While stressing that President Bashar al-Assad "can't stay in office because he has lost legitimacy," Kerry reasserted that the Syrian crisis "can't be solved militarily." He said that his government had chosen the political option to support the opposition's transitional plan that includes a transitional government with full executives.

"For more than a year, the United States and our partners have called on Assad to heed the voice of the Syrian people and to halt his war machine," Kerry said. "Instead, what we have seen is his brutality increase."

"The United States' decision to take further steps now is the result of the brutality of superior armed force propped up by foreign fighters from Iran and Hezbollah," he said.

He also said that the U.S. decision to provide the aid was also to help the opposition govern newly "liberated areas" of Syria.

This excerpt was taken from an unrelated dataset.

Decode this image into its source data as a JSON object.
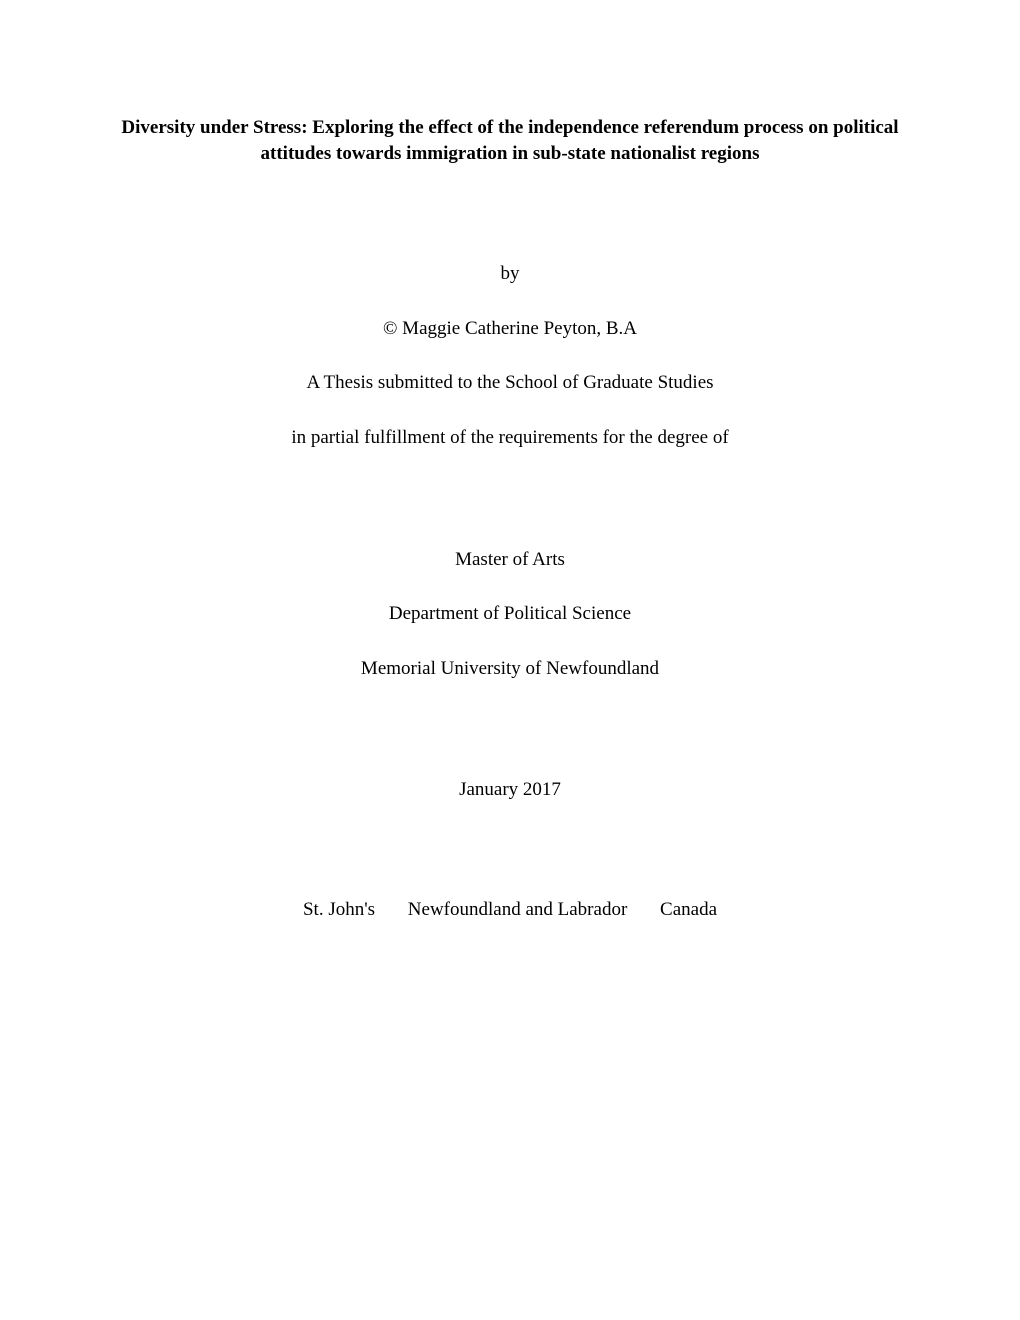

For his side, al-Khatib called on the world to impose humanitarian corridors in Syria under the UN seventh charter.

While calling for national talks, al-Khatib said the condition of such negotiations should clearly be set: "the departure of the Assad regime and the dismantling of security apparatus."

He noted that there were some signs that the international community would not give qualitative weapons to the armed rebels on ground, calling in return for halting the weapons shipment to the government forces "under the pretext that those shipments were parts of old contracts."

Meanwhile, he stressed that the Syrian people should be granted the right for self-defense, adding that most of the rebels fighting on ground were regular people that had been pushed to hold up arms to face the army forces.

"What the regime has done has more effect than chemical weapons, " he said, stressing that "We are against any takfiri or any other methodology that could lead to the destruction of Syria's social fabric."

The repeated calls by the opposition and the Western powers for Assad to step down have been met with condemnation from the Syrian government that has called recently for dialogue with all parties, including the rebels on ground, but on a Syrian soil and in accordance with the political vision of the president.

Syrian Foreign Minister Walid al-Moallem has recently announced that Syria was ready to open dialogue with the opposition, even the armed groups, a step which was seen by observers as aiming to placate the Syrians people, who are eager to reach a political solution to the country's nearly two-year crisis.

However, Salim Edris, the so-called chief of staff of the rebel Syrian Free Army, turned down al-Moallem's offer for dialogue, stipulating that Assad should step down ahead of any dialogue and called for the cessation for all kinds of killing and the withdrawal of the Syrian army from cities.

Observers believe that the international community had become more convinced of the need for a political solution in Syria out of fear that the sectarian-themed rebellion might spell largely over neighboring countries and rattle the security of the region as a whole.